The problem, Gregor thought later—much later, after the church bells had struck quarter to ten and he had begun to feel restless—was that Declan Boyd couldn’t stop himself from jumping to conclusions, and once he’d jumped he couldn’t shut himself up. He had started by giving Gregor some very necessary information—the details, as far as he knew them, of what had happened in Black Rock Park—but then he’d rhapsodized about it and beleaguered the point, until all Gregor was absolutely sure of was that Declan Boyd was upset. It was as if Boyd had entered a kind of waking fugue state. And that was too bad. When Gregor had a chance to hear what was coming over the air, he found a lot more to interest him than what he could mine from Declan Boyd’s ravings.
“It’s not just the sin you have to think about,” Andy Walsh had said, “it’s what the sin engenders. It’s what the sin spawns. If you look at the sin you see an incident. If you look at the life that follows the sin, you see a catastrophe.”
Gregor tapped the arm of the couch, annoyed. What had come before that? What had come after? He’d been sitting here since Declan Boyd went running off to St. Agnes’s School, and he hadn’t come up with the glimmer of an idea of what Andy Walsh had been getting at. What was worse, he had the impression that Barry Field hadn’t been able to, either. From the short glimpses he’d got of the pudgy evangelist’s face—and very short glimpses were all you got when Declan Boyd was pacing—he thought he’d detected an uncharacteristic expression of puzzlement. It might even have been relief. He just didn’t know.
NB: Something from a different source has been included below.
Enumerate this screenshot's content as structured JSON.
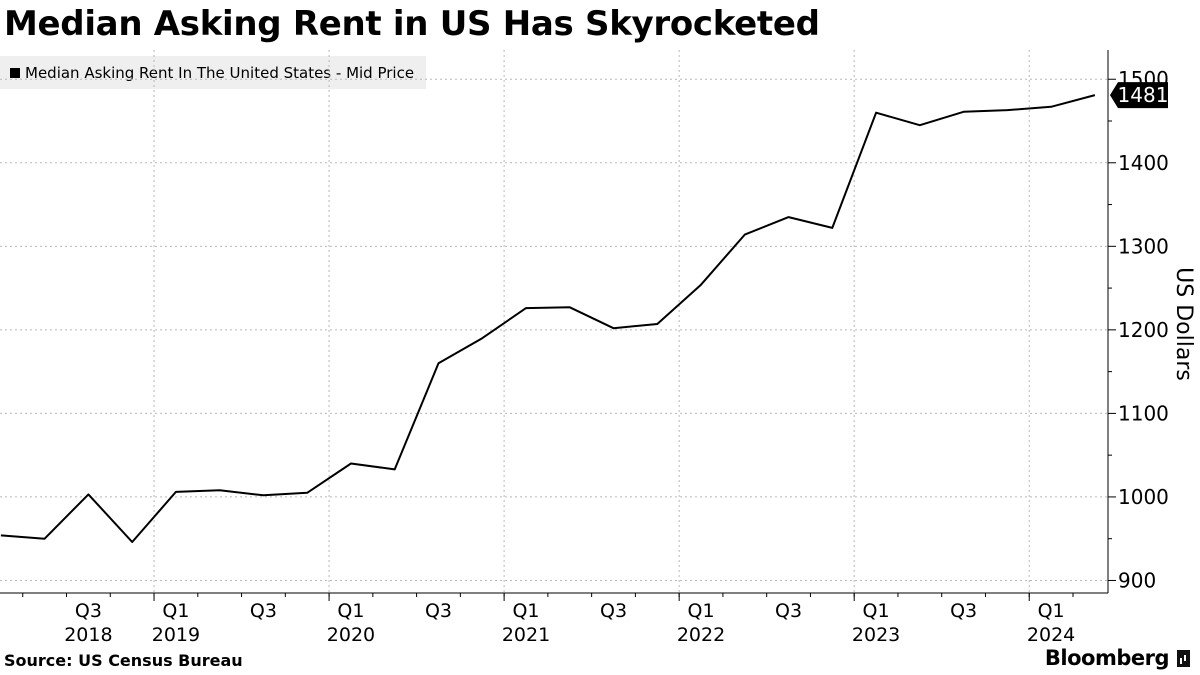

What all this reminded him of was a kidnapping case he’d had in Marin County, California, very early in his career at the FBI. It was a very straightforward case and would have been wrapped up in a matter of days, except that the local officer in charge had been a nonstop stream-of-conscious-ness talker and a panicker besides. He’d been scared out of his mind and utterly unable to control himself—and he’d taught Gregor something about himself. Gregor could work under a hundred different pressures and against a thousand different distractions, but he could not think properly when he was being bombarded by an agitated and uninterrupted monologue.
Of course, this situation was very different. There was no frail old woman’s life at stake here. There was no time restriction. He wasn’t going to be woken up at four o’clock in the morning by a junior agent who wanted to tell him that the body had been found within a mile of the place he should have expected it to be to begin with.
He got off the couch, retrieved his coat and scarf from the back of the chair he had left them on, and went out into the foyer. Since Elizabeth’s death, he had been plagued by memory. What he remembered were always his failures, never his successes. There had been many more successes than failures—so many, the press sometimes made the mistake of saying he’d never failed at all—but for some reason they didn’t seem to count. It was the broken bodies he remembered: the kidnapping victims who had not been found in time, the victims of killers who had gone on killing long after he should have stopped them. If he let himself go on with it long enough, he always found himself standing on the lip of that trench that had been dug along the side of the Barnswallow Road outside Corrigan, Massachusetts. In that trench were the bodies of nine small boys, not one of them older than five. In the world somewhere was the man or woman who had killed them, still at large.